■ Saarland: Telefonterror durch Bürgermeister-Mutter: Das Grauen in der Provinz
Saarbrücken (taz) – Die Bürger der saarländischen Kleinstadt Lebach leiden unter einem starken Minderwertigkeitskomplex. Im gesamten Saarland sind ihre kläglichen Geltungsversuche als „Lebacher Wind“ sprichwörtlich geworden. Als bester Gag des 20.000-Einwohner-Ortes gilt bislang die Betonklotz-Fußgängerzone, die in zehn Metern Höhe städtebaulich progressiv von einer Schnellstraße durchzogen wird. Vom schlechten Ruf der Stadt bis ins Mark getroffen, schalten die einheimischen Kaufleute seit einem halben Jahr Image-Spots im Radio. Im Gruselton heißt es da selbstironisch: „Sie haben schon viel Schlimmes erlebt und gedacht, nichts kann sie mehr schocken. Doch dann kam das: LEEBAACH!... Zugegeben: Lebach ist nicht die attraktivste Einkaufsstadt in Mitteleuropa, aber wir arbeiten daran.“ – Dank des unermüdlichen Einsatzes der Kommunalpolitiker im zweitgrößten Stadtteil Gresaubach ist nun aber doch noch der Flair internationaler TV- Thriller in Lebach eingezogen: Drei Jahre lang sahen sich die örtlichen Polit-Größen nächtlichem Telefonterror ausgesetzt. Die Apparate klingelten zur Schlafenszeit immer so lange, bis jemand abhob. Der CDU-Fraktionsvorsitzende Edwin Fries ließ schließlich per Fangschaltung nach dem anonymen Anrufer fahnden – mit verblüffendem Ergebnis: Der Telefonterrorist saß am Dienstapparat des Gresaubacher Ortsbürgermeisters Fred Metschberger (FDP). Die CDU forderte flugs den Rücktritt des Ortsvorstehers, der mit 30 Prozent der Stimmen in Gresaubach eine liberale Hochburg errichtet hatte. Metschberger zeigte jedoch kein Unrechtsbewußtsein und stellte gegen zwei Unionspolitiker Strafanzeige wegen Verleumdung und übler Nachrede. Für die Anrufe auf Kosten des Steuerzahlers hatte er eine simple Erklärung: Da auch seine Familie seit dem Wahlsieg 1989 durch nächtliches Telefonklingeln belästigt werde, habe seine 70jährige Mutter „Kontrollanrufe“ bei den politischen Widersachern getätigt. In Gresaubach – von seinen Einwohnern selbst nur „Saubach“ genannt – grassierte daraufhin die Forderung: „Die Mutter muß zurücktreten“. Dies war Metschbergers Junior-Koalitionspartner SPD aber zu wenig: Die Sozis stiegen aus. So mußte Metschberger dann doch noch seinen Hut nehmen – ohne jede Reue. Er sei ein Opfer des Wahlkampfes, der in Gresaubach eben wesentlich früher als anderswo beginne, glaubt er.

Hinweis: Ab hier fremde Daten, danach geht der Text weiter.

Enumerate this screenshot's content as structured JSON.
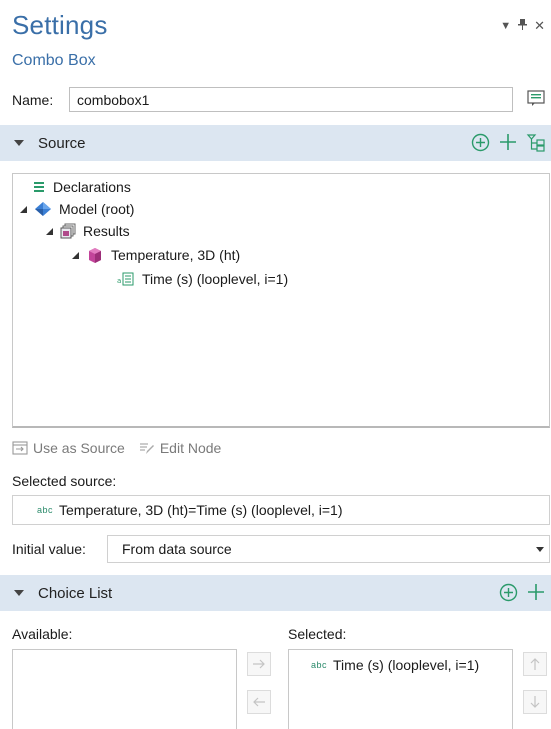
{
  "header": {
    "title": "Settings",
    "subtitle": "Combo Box"
  },
  "name_field": {
    "label": "Name:",
    "value": "combobox1"
  },
  "source_section": {
    "title": "Source"
  },
  "tree": {
    "items": [
      {
        "label": "Declarations",
        "icon": "declarations-icon"
      },
      {
        "label": "Model (root)",
        "icon": "model-icon"
      },
      {
        "label": "Results",
        "icon": "results-icon"
      },
      {
        "label": "Temperature, 3D (ht)",
        "icon": "dataset-3d-icon"
      },
      {
        "label": "Time (s) (looplevel, i=1)",
        "icon": "parameter-icon"
      }
    ]
  },
  "actions": {
    "use_as_source": "Use as Source",
    "edit_node": "Edit Node"
  },
  "selected_source": {
    "label": "Selected source:",
    "abc": "abc",
    "value": "Temperature, 3D (ht)=Time (s) (looplevel, i=1)"
  },
  "initial_value": {
    "label": "Initial value:",
    "value": "From data source"
  },
  "choice_list": {
    "title": "Choice List",
    "available_label": "Available:",
    "selected_label": "Selected:",
    "selected_items": [
      {
        "abc": "abc",
        "label": "Time (s) (looplevel, i=1)"
      }
    ]
  },
  "colors": {
    "accent": "#3a6fa8",
    "section_bg": "#dce6f1",
    "icon_green": "#2a9a6a"
  }
}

Die FDP steht weiterhin geschlossen hinter Metschberger und rechnet fest mit der Mündigkeit der Saubacher Bürger: „Unter CDU oder SPD kommt schnell wieder der Ruf auf: Wir wollen unseren Fred zurück.“ Trotzdem kommt auch die FDP-Kreisvorsitzende Isabella Müller nicht umhin, den Polit-Konkurrenten ein dickes Kompliment zu machen: „Diese Kampagne gegen Metschberger übertrifft die Phantasie der Filmemacher von Denver und Dallas bei weitem.“ Das wiederum traf offenbar einige Polit-Profis in Lebach- City hart: Dort sorgen jetzt zwei gegnerische Gruppen mit anonymen Flugblättern über Rathaus- Interna für Unruhe. Im Gegensatz zum schnöden Telefonterror setzt diese neue kommunale Dreckschleuder-Aktion auf Inhalte und klangvolle Namen: So berichtet ein „Phantom der Tiefgarage“ über angeblich fragwürdige Grundstücksgeschäfte. Die „Geier“ nehmen das Privatleben des Bürgermeisters aufs Korn. Als Hintermänner werden kommunale Größen vermutet.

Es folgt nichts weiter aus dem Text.